Agency medical officer of health, Dr. Penny Sutcliffe says last Friday, the Ontario Government announced that its online booking system would be available this week for individuals aged 75 and over. However, she emphasizes this did not signal the start of eligibility for this age group across the province. The agency anticipates clinics for this age group to begin next week and information about how to book appointments will be issued in the coming days.
She says the health unit has yet to transition to the provincial online COVID-19 vaccine booking system and will announce once this transition occurs.
Currently, pharmacies and primary care practices across Public Health’s service area are not offering the COVID-19 vaccine.
Dr. Sutcliffe adds details about vaccination opportunities in local pharmacies are expected to be shared as we move into Phase 2 of the vaccine rollout plan.
Currently across Greater Sudbury and the districts of Sudbury and Manitoulin, Public Health is continuing to offer COVID-19 vaccine to the province’s Phase One groups as follows:
Staff, residents, or essential caregivers of long-term care homes
Staff of retirement homes or congregate care settings for seniors
Residents of retirement homes or congregate care settings for seniors
Residents or staff of Elder care homes
Health care workers (see Ministry of Health criteria, PDF)
Indigenous adults (First Nations, Métis, Inuit)
Adults 80 years of age and older in 2021 (individuals born in 1941 or earlier)
Recipients of chronic home care
For vaccine clinic dates, visit: http://phsd.ca/COVID-19/vaccine-clinics.
What you can do now:
Adults born in 1941 or earlier, or adults who receive chronic home care services, who have not yet been vaccinated, can now call and book COVID-19 vaccination appointments without pre-registering. To book an appointment, please call 705.674.2299 (toll-free: 1.800.708.2505). The call centre is open from 7 a.m. to 9 p.m. seven days a week.
All health care workers are encouraged to pre-register for their vaccination appointment with Public Health Sudbury & Districts if they have not already booked an appointment:
Health care workers classified as highest priority, very high priority, and high priority are eligible for appointments this week.
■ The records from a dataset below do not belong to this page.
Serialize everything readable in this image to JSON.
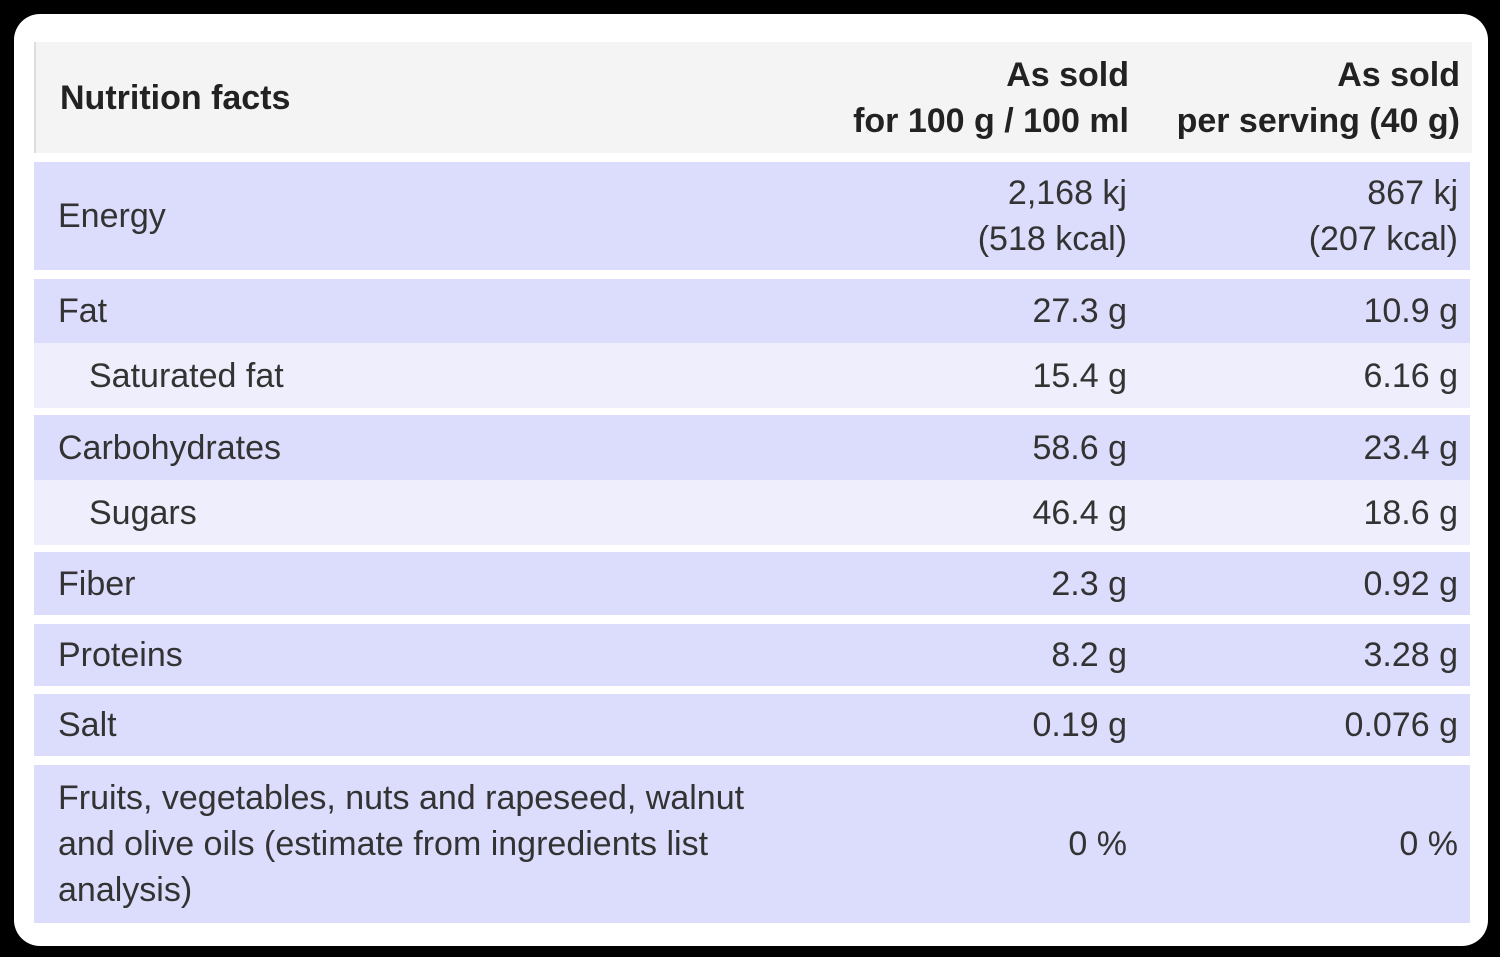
{
  "table": {
    "header": [
      [
        "Nutrition facts"
      ],
      [
        "As sold",
        "for 100 g / 100 ml"
      ],
      [
        "As sold",
        "per serving (40 g)"
      ]
    ],
    "rows": [
      [
        [
          "Energy"
        ],
        [
          "2,168 kj",
          "(518 kcal)"
        ],
        [
          "867 kj",
          "(207 kcal)"
        ]
      ],
      [
        [
          "Fat"
        ],
        [
          "27.3 g"
        ],
        [
          "10.9 g"
        ]
      ],
      [
        [
          "Saturated fat"
        ],
        [
          "15.4 g"
        ],
        [
          "6.16 g"
        ]
      ],
      [
        [
          "Carbohydrates"
        ],
        [
          "58.6 g"
        ],
        [
          "23.4 g"
        ]
      ],
      [
        [
          "Sugars"
        ],
        [
          "46.4 g"
        ],
        [
          "18.6 g"
        ]
      ],
      [
        [
          "Fiber"
        ],
        [
          "2.3 g"
        ],
        [
          "0.92 g"
        ]
      ],
      [
        [
          "Proteins"
        ],
        [
          "8.2 g"
        ],
        [
          "3.28 g"
        ]
      ],
      [
        [
          "Salt"
        ],
        [
          "0.19 g"
        ],
        [
          "0.076 g"
        ]
      ],
      [
        [
          "Fruits, vegetables, nuts and rapeseed, walnut",
          "and olive oils (estimate from ingredients list",
          "analysis)"
        ],
        [
          "0 %"
        ],
        [
          "0 %"
        ]
      ]
    ]
  }
}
Moderate priority health care workers will be eligible next week but should pre-register this week.
The vaccination efforts are aligned with the Province’s phased vaccination approach as well as the Ministry of Health’s guidance on Health Care Worker Prioritization.
A look at the local numbers
Public Health Sudbury & Districts is reporting 23 new cases of COVID-19 on Monday.
Considering resolved cases, the agency now has 269 active cases.
Twenty-one are in Greater Sudbury and two in the wider Sudbury District.
All are under investigation.
Health Sciences North states it has 28 admitted patients, 19 confirmed as positive COVID-19 cases, the other nine waiting results.
Of those individuals, seven are in Intensive Care.
And Algoma Public Health is reporting two new cases of COVID-19, both from Sault Ste. Marie and area.
There are now 21 active cases with one individual hospitalized.
A look provincially
Premier Doug Ford says our province is making “tremendous progress” in its program to inoculate Ontarians against COVID-19 and he’s praising health care workers for stepping up to ensure that people are getting their shots as fast as possible.
But he’s again telling the federal government that the supply of vaccines needs to be stepped up.
Ontario’s chief medical officer of health says he’s concerned that the daily number of new cases, the positivity rate, and the proportion of cases involving the more-contagious variants of concern are all on the rise.
While the numbers aren’t rising as fast as some models had predicted, Doctor David Williams notes we haven’t seen the dip in the numbers he had hope for and that’s led to an increase in the number of people being treated in hospital.